While unstructured data has historically been a frequent target of data breaches, the prevalence of generative AI and new U.S. data transfer regulations are introducing new risks. Companies may wish to consider addressing these risks as part of a comprehensive data governance strategy.
Unpacking the Risks
As noted above, unstructured data poses the following risks:
- Heightened Data Breach Risk and Legal Exposure: Unstructured data often contains personal data, trade secrets, material non-public information, or other confidential business information (“important data”). A data breach affecting this data often exposes data that was never identified as sensitive and thus not properly protected. In response to a cybersecurity incident, companies are forced to devote time and resources to investigating the affected data to determine if there are statutory or contractual obligations to provide notice to individuals, customers, business partners, and regulators, and addressing reputational damage caused by the exposure of sensitive information.
- Unintended Disclosures via AI: Generative AI tools integrated into company systems may unintentionally expose important data when trained on or given access to unstructured data. If unstructured data repositories are not properly permissioned, an AI tool may pull in the unstructured important data in responding to a prompt, exposing sensitive personal information or company trade secrets in ways that were not intended or anticipated. This exposure may lead to breaches of confidentiality agreements, insider-trading risks, or violations of data privacy laws.

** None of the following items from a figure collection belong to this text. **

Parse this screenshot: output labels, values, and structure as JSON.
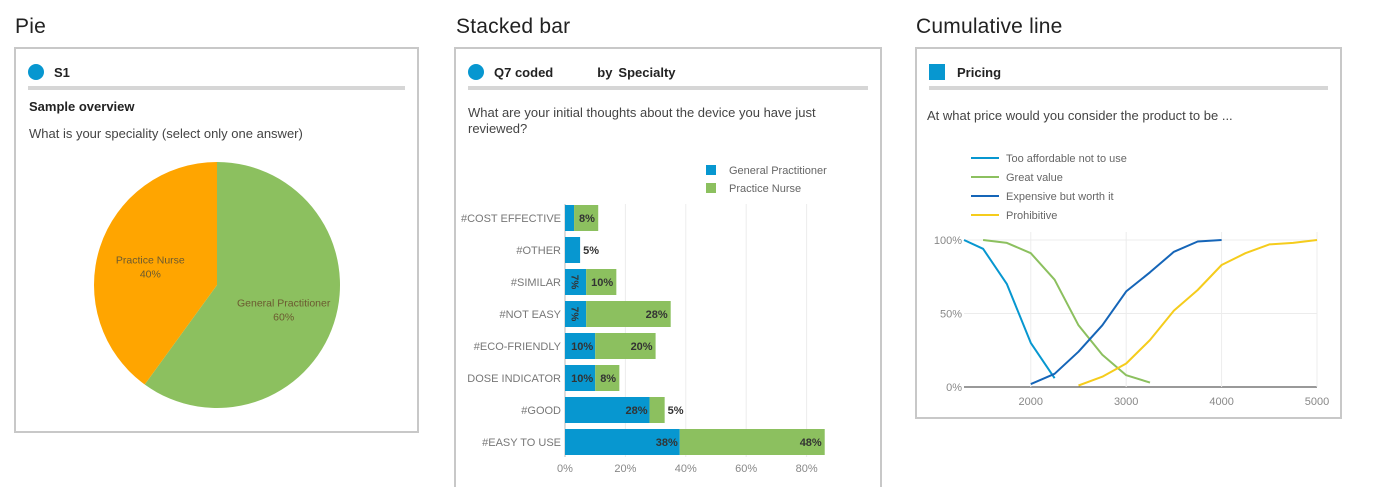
{
  "pie_panel": {
    "section_title": "Pie",
    "header": "S1",
    "subtitle": "Sample overview",
    "question": "What is your speciality (select only one answer)"
  },
  "bar_panel": {
    "section_title": "Stacked bar",
    "header": "Q7 coded",
    "by": "by",
    "specialty": "Specialty",
    "question": "What are your initial thoughts about the device you have just reviewed?"
  },
  "line_panel": {
    "section_title": "Cumulative line",
    "header": "Pricing",
    "question": "At what price would you consider the product to be ..."
  },
  "colors": {
    "blue": "#0797d0",
    "green": "#8cc05f",
    "orange": "#ffa500",
    "navy": "#1565b8",
    "yellow": "#f5cc1c"
  },
  "chart_data": [
    {
      "type": "pie",
      "slices": [
        {
          "label": "General Practitioner",
          "value": 60,
          "value_label": "60%",
          "color": "#8cc05f"
        },
        {
          "label": "Practice Nurse",
          "value": 40,
          "value_label": "40%",
          "color": "#ffa500"
        }
      ]
    },
    {
      "type": "bar",
      "orientation": "horizontal",
      "stacked": true,
      "categories": [
        "#COST EFFECTIVE",
        "#OTHER",
        "#SIMILAR",
        "#NOT EASY",
        "#ECO-FRIENDLY",
        "DOSE INDICATOR",
        "#GOOD",
        "#EASY TO USE"
      ],
      "series": [
        {
          "name": "General Practitioner",
          "color": "#0797d0",
          "values": [
            3,
            5,
            7,
            7,
            10,
            10,
            28,
            38
          ],
          "labels": [
            "",
            "",
            "7%",
            "7%",
            "10%",
            "10%",
            "28%",
            "38%"
          ]
        },
        {
          "name": "Practice Nurse",
          "color": "#8cc05f",
          "values": [
            8,
            0,
            10,
            28,
            20,
            8,
            5,
            48
          ],
          "labels": [
            "8%",
            "",
            "10%",
            "28%",
            "20%",
            "8%",
            "",
            "48%"
          ]
        }
      ],
      "outside_labels": [
        "",
        "5%",
        "",
        "",
        "",
        "",
        "5%",
        ""
      ],
      "xlim": [
        0,
        85
      ],
      "xticks": [
        0,
        20,
        40,
        60,
        80
      ],
      "xtick_labels": [
        "0%",
        "20%",
        "40%",
        "60%",
        "80%"
      ],
      "grid": true,
      "legend": "top-right"
    },
    {
      "type": "line",
      "series": [
        {
          "name": "Too affordable not to use",
          "color": "#0797d0",
          "x": [
            1300,
            1500,
            1750,
            2000,
            2250
          ],
          "y": [
            100,
            94,
            70,
            30,
            6
          ]
        },
        {
          "name": "Great value",
          "color": "#8cc05f",
          "x": [
            1500,
            1750,
            2000,
            2250,
            2500,
            2750,
            3000,
            3250
          ],
          "y": [
            100,
            98,
            91,
            73,
            42,
            22,
            8,
            3
          ]
        },
        {
          "name": "Expensive but worth it",
          "color": "#1565b8",
          "x": [
            2000,
            2250,
            2500,
            2750,
            3000,
            3250,
            3500,
            3750,
            4000
          ],
          "y": [
            2,
            9,
            24,
            42,
            65,
            78,
            92,
            99,
            100
          ]
        },
        {
          "name": "Prohibitive",
          "color": "#f5cc1c",
          "x": [
            2500,
            2750,
            3000,
            3250,
            3500,
            3750,
            4000,
            4250,
            4500,
            4750,
            5000
          ],
          "y": [
            1,
            7,
            16,
            32,
            52,
            66,
            83,
            91,
            97,
            98,
            100
          ]
        }
      ],
      "xlim": [
        1300,
        5000
      ],
      "ylim": [
        0,
        100
      ],
      "xticks": [
        2000,
        3000,
        4000,
        5000
      ],
      "xtick_labels": [
        "2000",
        "3000",
        "4000",
        "5000"
      ],
      "yticks": [
        0,
        50,
        100
      ],
      "ytick_labels": [
        "0%",
        "50%",
        "100%"
      ],
      "grid": true,
      "legend": "top-left"
    }
  ]
}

- Compliance with Data Transfer Requirements: Recent U.S. Department of Justice regulations restrict access to U.S. sensitive personal data by persons or entities linked to China, Russia, and other countries of concern. To comply, companies are mapping their data flows and conducting due diligence on customers and vendors who may access bulk U.S. sensitive personal data. Unstructured data complicates this diligence, as companies may not know whether such data contains regulated information and, as such, may not be able to determine whether they are in compliance with the regulations.
Recommended Steps for Companies
Companies may wish to take a proactive, risk-based approach to managing unstructured data as part of a broader data governance and compliance strategy:
- Implement Monitoring and Usage Guidelines: Establish internal guidance discouraging employees from storing or transmitting sensitive data, particularly data that is subject to legal or contractual obligations, in unstructured formats.

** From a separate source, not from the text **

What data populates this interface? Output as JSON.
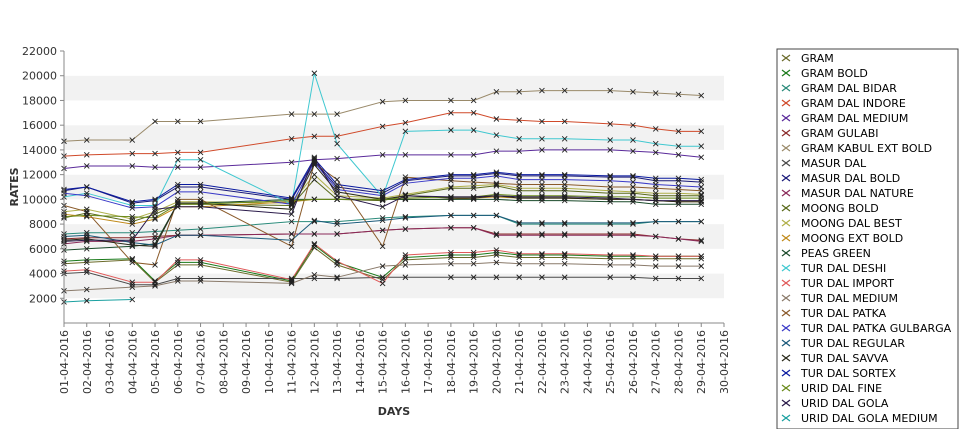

- Conduct Data Due Diligence: Identify sources of unstructured data (e.g., cloud collaboration platforms, email servers, shared drives) and evaluate their contents to determine if they contain confidential information or personal data subject to data privacy, cybersecurity, or national security laws or regulations.
- Apply Tiered Access Controls: Where eliminating unstructured data repositories is not possible, enforce appropriate permissions and roles-based access and use data classification tools to apply restrictions based on content sensitivity.
- Enforce Document Retention and Deletion Policies: Many organizations retain unstructured data far longer than necessary, expanding the attack surface and increasing legal risk. Implement policies that ensure timely deletion of non-essential data in unstructured repositories similar to those applied to structured managed systems, consistent with applicable retention schedules.